À la veille d’affronter le Chili pour le dernier match de préparation à la Coupe du Monde, Cédric Bakambu a choisi la force mentale. L’attaquant vedette des Léopards est sorti du silence après son occasion manquée face au Danemark la semaine dernière.
Mercredi dernier, le score nul (0-0) face au Danemark a laissé un goût amer aux supporters congolais. Après cette rencontre, un joueur s’est retrouvé au centre des débats : Bakambu. Parfaitement lancé en profondeur par un Yoane Wissa inspiré, l’avant-centre du Real Betis a manqué son face-à-face avec le gardien danois, une occasion qui aurait pu offrir une victoire de prestige aux hommes de Sébastien Desabre.
Depuis le coup de sifflet final, les réseaux sociaux se sont enflammés. Entre déception légitime et critiques parfois acerbes, l’attaquant congolais a essuyé une véritable tempête numérique.
Muet depuis la rencontre, le joueur a choisi de réagir à la veille du deuxième et dernier match de préparation face au Chili. Loin de l’amertume ou d’une justification défensive, l’international congolais a partagé un message teinté de philosophie et de résilience sur ses différentes plateformes :
« La valeur d’une victoire se mesure à la difficulté du combat mené pour l’obtenir. Plus les obstacles sont grands, plus le triomphe est glorieux », a-t-il écrit sur ses réseaux sociaux.
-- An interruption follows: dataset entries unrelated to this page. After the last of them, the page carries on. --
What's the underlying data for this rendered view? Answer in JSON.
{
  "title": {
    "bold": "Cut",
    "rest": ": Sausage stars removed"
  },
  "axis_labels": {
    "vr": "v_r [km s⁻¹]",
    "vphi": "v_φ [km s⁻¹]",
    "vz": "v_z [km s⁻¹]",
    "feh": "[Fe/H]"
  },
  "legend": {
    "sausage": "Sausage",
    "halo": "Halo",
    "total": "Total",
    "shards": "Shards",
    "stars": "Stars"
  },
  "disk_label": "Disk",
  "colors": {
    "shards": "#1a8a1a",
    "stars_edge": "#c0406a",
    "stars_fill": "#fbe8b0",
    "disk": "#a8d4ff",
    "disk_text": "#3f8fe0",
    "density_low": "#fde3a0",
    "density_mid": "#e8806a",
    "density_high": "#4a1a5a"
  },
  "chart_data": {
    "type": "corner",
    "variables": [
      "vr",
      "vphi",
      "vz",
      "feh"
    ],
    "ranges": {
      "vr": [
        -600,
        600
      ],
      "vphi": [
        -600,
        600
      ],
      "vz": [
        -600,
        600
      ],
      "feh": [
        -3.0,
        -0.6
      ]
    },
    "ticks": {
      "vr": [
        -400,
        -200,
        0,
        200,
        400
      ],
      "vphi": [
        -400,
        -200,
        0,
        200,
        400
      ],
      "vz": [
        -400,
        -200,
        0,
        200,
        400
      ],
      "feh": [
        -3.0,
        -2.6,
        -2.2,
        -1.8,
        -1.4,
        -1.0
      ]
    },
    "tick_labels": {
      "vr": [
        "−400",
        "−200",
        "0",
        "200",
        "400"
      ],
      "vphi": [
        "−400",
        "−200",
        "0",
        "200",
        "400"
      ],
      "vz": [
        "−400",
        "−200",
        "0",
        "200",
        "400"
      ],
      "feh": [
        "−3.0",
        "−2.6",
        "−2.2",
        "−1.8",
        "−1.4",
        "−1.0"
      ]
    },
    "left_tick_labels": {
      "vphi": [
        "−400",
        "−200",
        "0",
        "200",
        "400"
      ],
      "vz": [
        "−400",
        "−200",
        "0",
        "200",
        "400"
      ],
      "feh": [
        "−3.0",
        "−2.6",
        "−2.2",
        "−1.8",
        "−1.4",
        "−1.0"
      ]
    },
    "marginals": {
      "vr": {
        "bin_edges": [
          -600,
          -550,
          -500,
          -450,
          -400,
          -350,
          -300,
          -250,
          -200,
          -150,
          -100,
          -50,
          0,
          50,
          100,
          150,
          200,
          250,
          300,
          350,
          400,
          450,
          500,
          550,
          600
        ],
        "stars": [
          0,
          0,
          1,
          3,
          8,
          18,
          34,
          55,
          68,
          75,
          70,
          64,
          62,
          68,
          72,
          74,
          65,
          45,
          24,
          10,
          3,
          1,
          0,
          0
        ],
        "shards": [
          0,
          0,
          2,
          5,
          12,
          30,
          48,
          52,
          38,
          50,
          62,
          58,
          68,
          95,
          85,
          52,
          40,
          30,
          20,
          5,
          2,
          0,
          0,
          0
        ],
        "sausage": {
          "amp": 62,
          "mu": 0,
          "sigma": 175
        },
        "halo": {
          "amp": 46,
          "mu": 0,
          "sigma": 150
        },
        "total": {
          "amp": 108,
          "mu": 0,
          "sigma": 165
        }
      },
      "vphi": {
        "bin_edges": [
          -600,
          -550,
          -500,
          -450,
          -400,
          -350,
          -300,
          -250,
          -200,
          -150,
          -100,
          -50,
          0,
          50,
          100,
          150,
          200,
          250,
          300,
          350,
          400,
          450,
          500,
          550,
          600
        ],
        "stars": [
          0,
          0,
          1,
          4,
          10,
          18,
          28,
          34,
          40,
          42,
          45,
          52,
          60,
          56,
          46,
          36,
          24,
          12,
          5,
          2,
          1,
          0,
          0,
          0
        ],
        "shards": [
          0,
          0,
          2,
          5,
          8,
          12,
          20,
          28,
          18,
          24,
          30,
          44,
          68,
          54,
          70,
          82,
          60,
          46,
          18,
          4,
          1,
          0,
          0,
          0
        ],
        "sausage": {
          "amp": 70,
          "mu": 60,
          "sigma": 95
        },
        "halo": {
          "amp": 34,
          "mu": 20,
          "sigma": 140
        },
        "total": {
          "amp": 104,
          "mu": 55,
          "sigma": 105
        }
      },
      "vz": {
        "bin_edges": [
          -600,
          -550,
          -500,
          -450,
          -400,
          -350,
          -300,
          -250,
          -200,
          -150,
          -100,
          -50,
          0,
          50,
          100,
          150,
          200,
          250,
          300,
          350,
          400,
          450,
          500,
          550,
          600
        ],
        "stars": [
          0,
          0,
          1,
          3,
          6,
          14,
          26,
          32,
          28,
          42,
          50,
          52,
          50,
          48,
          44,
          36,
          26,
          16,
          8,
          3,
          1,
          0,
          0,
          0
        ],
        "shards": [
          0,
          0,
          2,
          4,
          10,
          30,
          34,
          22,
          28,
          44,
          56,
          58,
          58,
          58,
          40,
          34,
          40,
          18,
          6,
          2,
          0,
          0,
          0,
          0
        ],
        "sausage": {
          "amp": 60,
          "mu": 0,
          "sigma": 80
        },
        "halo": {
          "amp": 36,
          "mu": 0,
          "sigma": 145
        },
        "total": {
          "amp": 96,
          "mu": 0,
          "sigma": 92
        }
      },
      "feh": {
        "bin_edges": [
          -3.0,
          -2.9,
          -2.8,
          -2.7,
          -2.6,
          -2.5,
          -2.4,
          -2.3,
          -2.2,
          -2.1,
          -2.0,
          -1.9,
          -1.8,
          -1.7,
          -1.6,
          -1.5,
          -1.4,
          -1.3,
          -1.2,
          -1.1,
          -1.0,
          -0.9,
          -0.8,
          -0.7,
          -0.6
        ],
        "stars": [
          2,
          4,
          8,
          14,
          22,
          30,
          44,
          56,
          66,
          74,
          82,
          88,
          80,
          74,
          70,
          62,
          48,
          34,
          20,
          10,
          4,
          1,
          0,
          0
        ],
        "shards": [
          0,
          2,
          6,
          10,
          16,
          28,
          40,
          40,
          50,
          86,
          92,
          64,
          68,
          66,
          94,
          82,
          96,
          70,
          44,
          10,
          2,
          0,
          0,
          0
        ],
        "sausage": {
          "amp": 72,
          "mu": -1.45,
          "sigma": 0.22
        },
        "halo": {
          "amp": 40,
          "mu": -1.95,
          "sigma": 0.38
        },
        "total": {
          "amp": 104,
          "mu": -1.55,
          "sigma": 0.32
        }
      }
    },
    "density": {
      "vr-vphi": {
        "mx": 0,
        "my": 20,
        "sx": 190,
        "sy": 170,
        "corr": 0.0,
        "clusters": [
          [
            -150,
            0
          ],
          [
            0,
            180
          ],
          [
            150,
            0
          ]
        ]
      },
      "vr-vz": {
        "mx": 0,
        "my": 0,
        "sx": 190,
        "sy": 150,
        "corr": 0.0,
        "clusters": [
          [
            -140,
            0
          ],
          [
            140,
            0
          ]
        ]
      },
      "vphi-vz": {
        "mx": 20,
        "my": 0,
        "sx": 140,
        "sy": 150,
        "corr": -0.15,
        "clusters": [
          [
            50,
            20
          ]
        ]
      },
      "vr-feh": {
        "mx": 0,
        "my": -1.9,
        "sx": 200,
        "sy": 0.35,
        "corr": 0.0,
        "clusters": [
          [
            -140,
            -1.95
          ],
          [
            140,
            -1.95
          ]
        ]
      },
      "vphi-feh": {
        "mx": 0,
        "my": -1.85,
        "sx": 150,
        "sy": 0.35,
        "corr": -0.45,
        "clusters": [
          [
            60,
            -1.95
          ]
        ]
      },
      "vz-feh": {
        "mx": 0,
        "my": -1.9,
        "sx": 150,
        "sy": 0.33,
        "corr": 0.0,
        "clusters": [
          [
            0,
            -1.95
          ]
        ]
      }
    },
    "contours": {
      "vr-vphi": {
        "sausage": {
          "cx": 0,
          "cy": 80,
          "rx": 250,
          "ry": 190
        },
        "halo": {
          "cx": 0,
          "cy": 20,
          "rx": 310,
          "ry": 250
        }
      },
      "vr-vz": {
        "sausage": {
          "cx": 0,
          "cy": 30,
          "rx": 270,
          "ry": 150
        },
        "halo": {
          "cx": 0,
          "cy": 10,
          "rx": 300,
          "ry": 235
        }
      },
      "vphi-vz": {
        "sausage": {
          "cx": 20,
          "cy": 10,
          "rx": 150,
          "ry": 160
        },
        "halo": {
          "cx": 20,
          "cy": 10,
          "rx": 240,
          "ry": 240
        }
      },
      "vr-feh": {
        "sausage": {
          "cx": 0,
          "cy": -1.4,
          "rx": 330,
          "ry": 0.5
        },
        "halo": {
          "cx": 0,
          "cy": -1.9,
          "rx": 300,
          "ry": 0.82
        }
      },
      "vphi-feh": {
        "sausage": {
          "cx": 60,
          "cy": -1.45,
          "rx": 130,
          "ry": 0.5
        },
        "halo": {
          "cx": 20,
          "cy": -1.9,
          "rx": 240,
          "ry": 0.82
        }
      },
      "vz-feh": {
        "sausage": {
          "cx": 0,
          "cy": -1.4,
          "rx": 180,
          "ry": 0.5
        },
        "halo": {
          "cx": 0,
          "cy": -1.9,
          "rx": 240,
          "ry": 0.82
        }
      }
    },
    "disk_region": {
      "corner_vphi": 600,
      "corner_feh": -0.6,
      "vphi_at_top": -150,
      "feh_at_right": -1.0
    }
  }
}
Une déclaration digne d’un leader d’expérience. En assumant sa propre vulnérabilité, Bakambu rappelle que le chemin vers la Coupe du Monde 2026 est semé d’embûches, et qu’un attaquant se définit autant par sa capacité à rebondir que par ses buts.
Cette sortie intervient au meilleur moment, alors que la sélection nationale s’apprête à défier le Chili pour son ultime test avant de s’envoler vers les États-Unis. En affichant cette force mentale, « Bakagoal » répond à ses détracteurs : le doute n’a pas sa place dans le vestiaire des Léopards.
Pour l’heure, Sébastien Desabre aura besoin d’un Bakambu au mental solide pour guider l’attaque congolaise lors de la phase finale. La meilleure réponse reste attendue sur le terrain.